Reserve Bank of India (RBI) has initiated a `Prompt Corrective Action' on state-run lender Indian Overseas Bank (IOB) in order to improve the bank's internal controls and consolidate its business activities.

RBI stepped in after the bank's gross non-performing assets jumped 60 per cent to Rs16,451 crore as of end-June this year from Rs10,350 crore in the year-ago period.

As a ratio of total loans, gross NPAs of IOB stood at 9.4 per cent at the end of the April-June quarter compared with 5.84 per cent a year ago.

Its capital adequacy ratio (CAR) stood at 9.75 per cent. Of this, Tier I capital or core capital made up 6.3 per cent.

CAR is an indicator of financial strength expressed as a ratio of capital to risk-weighted deposits.

According to Basel III norms, banks are required to have a total capital adequacy ratio of 9 per cent, of which a minimum of 7 per cent should be in the form of Tier I capital starting from the financial year 2015-16.

''The directions given by RBI are for improving the internal control of the bank and for the purpose of consolidation of the activities of the bank,'' IOB said in a notification to the exchanges late on Monday.

IOB did not reveal any further details of the nature of action or the reason RBI initiated the action.

"Reserve Bank of India has initiated a Prompt Corrective Action on the Bank and that this action will not have any material impact on the growth prospects / performance of the bank," the Chennai-based lender said in its filing.

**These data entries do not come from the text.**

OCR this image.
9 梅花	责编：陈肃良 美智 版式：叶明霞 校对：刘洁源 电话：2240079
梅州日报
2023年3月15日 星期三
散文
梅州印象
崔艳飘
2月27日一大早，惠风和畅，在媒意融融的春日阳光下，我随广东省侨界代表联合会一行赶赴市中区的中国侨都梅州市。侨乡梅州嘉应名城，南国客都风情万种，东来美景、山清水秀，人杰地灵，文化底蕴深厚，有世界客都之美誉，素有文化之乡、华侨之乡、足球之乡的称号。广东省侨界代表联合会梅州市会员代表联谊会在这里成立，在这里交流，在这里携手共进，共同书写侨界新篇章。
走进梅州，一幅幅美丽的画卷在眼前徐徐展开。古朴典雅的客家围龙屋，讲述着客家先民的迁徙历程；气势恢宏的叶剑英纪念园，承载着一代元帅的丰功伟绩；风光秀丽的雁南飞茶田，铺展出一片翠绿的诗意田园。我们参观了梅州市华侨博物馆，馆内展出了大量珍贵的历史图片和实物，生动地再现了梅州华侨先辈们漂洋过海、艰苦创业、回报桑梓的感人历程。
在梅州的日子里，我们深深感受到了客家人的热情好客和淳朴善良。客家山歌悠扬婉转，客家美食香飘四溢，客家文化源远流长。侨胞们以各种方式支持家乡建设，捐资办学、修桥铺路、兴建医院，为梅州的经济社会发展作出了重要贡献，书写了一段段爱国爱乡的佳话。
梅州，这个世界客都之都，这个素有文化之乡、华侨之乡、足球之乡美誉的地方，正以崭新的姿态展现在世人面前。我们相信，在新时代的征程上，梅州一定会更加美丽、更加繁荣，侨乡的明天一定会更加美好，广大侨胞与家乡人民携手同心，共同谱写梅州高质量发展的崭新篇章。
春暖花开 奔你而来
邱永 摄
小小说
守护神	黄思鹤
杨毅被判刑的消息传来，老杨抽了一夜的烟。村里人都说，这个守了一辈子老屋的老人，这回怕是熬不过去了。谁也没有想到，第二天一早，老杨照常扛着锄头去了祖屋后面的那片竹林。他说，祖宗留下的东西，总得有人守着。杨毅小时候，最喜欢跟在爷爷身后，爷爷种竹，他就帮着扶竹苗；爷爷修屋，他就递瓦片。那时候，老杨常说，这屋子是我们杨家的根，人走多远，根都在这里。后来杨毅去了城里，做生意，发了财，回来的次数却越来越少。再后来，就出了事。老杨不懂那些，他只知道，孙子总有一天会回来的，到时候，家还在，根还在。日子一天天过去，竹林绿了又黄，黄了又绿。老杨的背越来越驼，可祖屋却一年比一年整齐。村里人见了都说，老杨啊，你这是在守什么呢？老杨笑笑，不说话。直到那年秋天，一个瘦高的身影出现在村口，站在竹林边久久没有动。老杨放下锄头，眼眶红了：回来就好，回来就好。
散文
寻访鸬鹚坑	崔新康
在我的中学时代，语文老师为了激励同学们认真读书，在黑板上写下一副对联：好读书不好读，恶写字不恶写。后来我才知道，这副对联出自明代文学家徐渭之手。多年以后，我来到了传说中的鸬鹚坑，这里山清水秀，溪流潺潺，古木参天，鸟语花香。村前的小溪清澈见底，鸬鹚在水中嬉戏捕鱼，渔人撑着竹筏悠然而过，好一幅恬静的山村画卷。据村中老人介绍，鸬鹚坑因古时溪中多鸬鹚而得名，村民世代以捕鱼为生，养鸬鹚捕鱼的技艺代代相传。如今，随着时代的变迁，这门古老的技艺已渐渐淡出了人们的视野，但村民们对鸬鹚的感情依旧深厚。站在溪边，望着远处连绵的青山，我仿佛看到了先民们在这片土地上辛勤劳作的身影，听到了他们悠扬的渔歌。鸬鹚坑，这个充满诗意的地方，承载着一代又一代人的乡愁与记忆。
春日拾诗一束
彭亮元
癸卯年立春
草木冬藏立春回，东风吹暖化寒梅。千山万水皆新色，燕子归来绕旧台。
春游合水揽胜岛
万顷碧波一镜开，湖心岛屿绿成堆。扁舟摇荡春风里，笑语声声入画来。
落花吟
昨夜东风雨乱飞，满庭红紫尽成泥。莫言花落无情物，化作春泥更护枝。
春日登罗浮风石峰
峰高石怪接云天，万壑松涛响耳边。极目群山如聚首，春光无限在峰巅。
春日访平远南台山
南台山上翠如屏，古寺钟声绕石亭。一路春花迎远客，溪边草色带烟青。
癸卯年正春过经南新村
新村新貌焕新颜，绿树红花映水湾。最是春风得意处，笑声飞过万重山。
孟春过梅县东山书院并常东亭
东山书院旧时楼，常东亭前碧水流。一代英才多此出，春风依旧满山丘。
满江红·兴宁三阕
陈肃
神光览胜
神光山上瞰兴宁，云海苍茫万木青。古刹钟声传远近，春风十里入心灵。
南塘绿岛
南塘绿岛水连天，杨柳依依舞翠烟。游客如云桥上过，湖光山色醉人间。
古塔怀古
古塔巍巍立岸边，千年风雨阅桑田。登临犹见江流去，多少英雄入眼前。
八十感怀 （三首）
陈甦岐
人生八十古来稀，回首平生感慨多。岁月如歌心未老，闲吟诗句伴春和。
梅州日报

The central bank steps in to initiate prompt corrective action to protect the solvency of a bank through capital conservation especially when there is a surge in bad loans or the bank's capital adequacy fall below minimum levels required.

IOB also reported a 95 per cent fall in its net profit during the April-June quarter at Rs15 crore from the year-ago quarter due to large provisions against bad loans made during the quarter.

RBI had, in February 2014, initiated a prompt corrective action against Kolkata-based United Bank of India following a spike in bad loans and subsequent erosion in its capital base.